Как правило, маги прошлого делали подобные реликвии для самих себя – это позволяло обмануть медленный естественный прирост уровня Силы. Теряешь один-два ранга, приобретаешь намного больше. Но и обманывали они чаще всего тоже самих себя, просто-напросто не доживая до момента, когда артефакт напитается и выйдет на пик своего могущества. Так и лежали эти магические бомбы до поры до времени, пока их не находил кто-нибудь совершенно посторонний. Или его руками не находил кто-то из тех, кто разбирался.
– Инквизиция предполагала, что это из клада Ульфенора Гриддига. Однако – не подтвердилось. Откуда перстень мог попасть на линию Маннергейма, неизвестно. Но совершенно точно – намного раньше, чем появилась сама линия. Главное, что мальчик не говорит, находил ли еще что-то такое. Все, что у него было, мы изъяли, но пока нам известно только про один тайник. А про другие он молчит.
– Надеюсь, вы не применяли к нему… Правдолюб? – Сорокин поставил кофейную чашку на стол.
– Нет, что вы. Только допустимое протоколом. Длинный Язык, например. Ни к чему не привело.
– Может, ничего и нет?
– Или ментор-артефакт защищается. Он ведь должен сохранять частицу разума своего создателя.
– Тамара, погодите… Вы что, рассчитываете, в школе мы узнаем от мальчика то, что не выпытали ваши дознаватели?! Его ради этого к нам определили?
– Эдуард Сергеевич, нет, – твердо произнесла Тамара и улыбнулась. – Отнюдь. Инквизиция рассчитывает, что после обучения в вашей школе мальчик научится вести себя прилично и соблюдать Договор. Больше не будет заниматься раскапыванием могильников. А если у него что и припрятано, то он тридцать семь раз подумает, прежде чем этим воспользоваться.
– Вот к этому, не сомневайтесь, мы приложим все усилия. – Сорокин не ответил на ее улыбку.
– Там, где бессильны карательные меры, вступает в силу воспитание. Эдуард Сергеевич, на самом деле цель моего приезда – увидеть школу своими глазами и сделать доклад руководству. На основании его будут предложения о сотрудничестве.
– Мы и так под патронажем Инквизиции. Какое сотрудничество?
– Вас напрямую патронирует Бюро в Праге. Благодаря школе у города особый статус. У Петербурга тоже особый статус. В нем слабые Дозоры и усиленная ячейка Инквизиции. Именно там я и работаю. Видите ли, некоторое время назад… в городе появилось очень много Иных-подростков. Причем все – Темные. Их никто не инициировал, вернее, произошла самоинициация. Такое редко, но случается. В конце концов, первые Иные на планете тоже инициировали себя сами. Или их инициировал Сумрак.

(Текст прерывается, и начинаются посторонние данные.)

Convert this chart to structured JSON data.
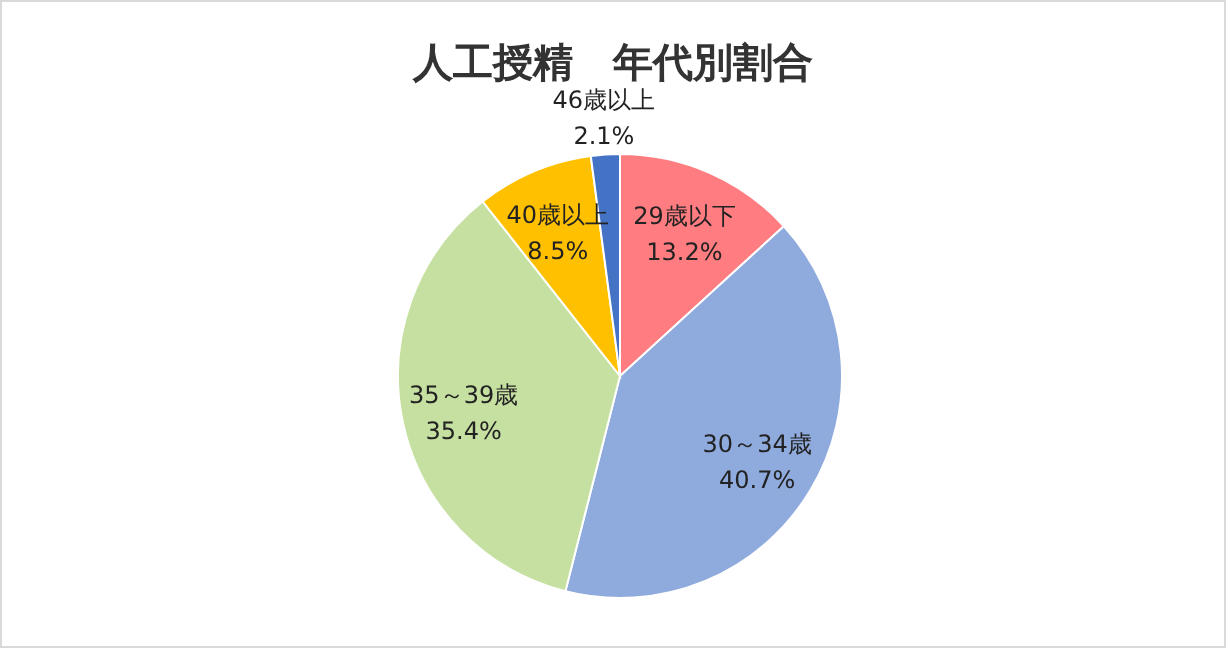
{
  "chart_data": {
    "type": "pie",
    "title": "人工授精　年代別割合",
    "categories": [
      "29歳以下",
      "30～34歳",
      "35～39歳",
      "40歳以上",
      "46歳以上"
    ],
    "values": [
      13.2,
      40.7,
      35.4,
      8.5,
      2.1
    ],
    "colors": [
      "#ff7c80",
      "#8faadc",
      "#c5e0a0",
      "#ffc000",
      "#4472c4"
    ],
    "value_labels": [
      "13.2%",
      "40.7%",
      "35.4%",
      "8.5%",
      "2.1%"
    ],
    "legend": false
  }
}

– У нас есть одна такая девочка, – сказал директор.
– Будет двое, – ответила сотрудница питерского отдела Инквизиции. – У Вадима не было инициатора. Больше того, у меня тоже.
Нет, эта дама не переставала удивлять.
– До перехода в Инквизицию я была Темной, – продолжала Тамара. – Я много лет понятия не имела о Договоре. Если бы не Дневной Дозор, могло случиться и вовсе страшное. Поэтому сейчас Инквизиция в Санкт-Петербурге ставит целью тотальное приведение к Договору всех несовершеннолетних Иных. В вашей школе накоплен уже немалый опыт. Европейское Бюро считает, что он успешен. Мы бы хотели перенять этот опыт. Возможно, открыть филиал в Петербурге. Не направлять же к вам всех нарушителей подряд…
– Лестно, – проронил Сорокин. – А нарушителей и здесь хватает.
– Мир изменяется. Иные молодеют, – сказала Тамара. – А Инквизиция очень стара. Мы не привыкли много работать с детьми. В обмен на опыт ваших педагогов Инквизиция готова идти навстречу.
– В чем же?
– Петербургское отделение предлагает вам направить группу для экскурсионной поездки в наш город. Если эксперимент увенчается успехом, мы переведем это на постоянную основу. Ваши дети будут ездить на отдых, смотреть достопримечательности, расширять кругозор. А мы будем присылать к вам сотрудников для стажировки. Как вы на это смотрите?
Прежде чем Сорокин успел ответить, Тамара добавила:
– Европейское Бюро идею всецело одобряет.
Глава 1
Дреер не любил ходить в школу.
Для большинства учителей это, к сожалению, совершенно нормально. Большинство учителей не любит школу, детей и саму работу. Интернат, кстати, не был исключением.
Но у Дмитрия все было куда сложнее. Ему нравилось учиться – с самого детства. Ему нравилось учить. Ему было интересно с детьми, причем, по большому счету, со всеми – начиная от растерянных первоклашек и кончая самоуверенными выпускниками. И работа в школе ему нравилась.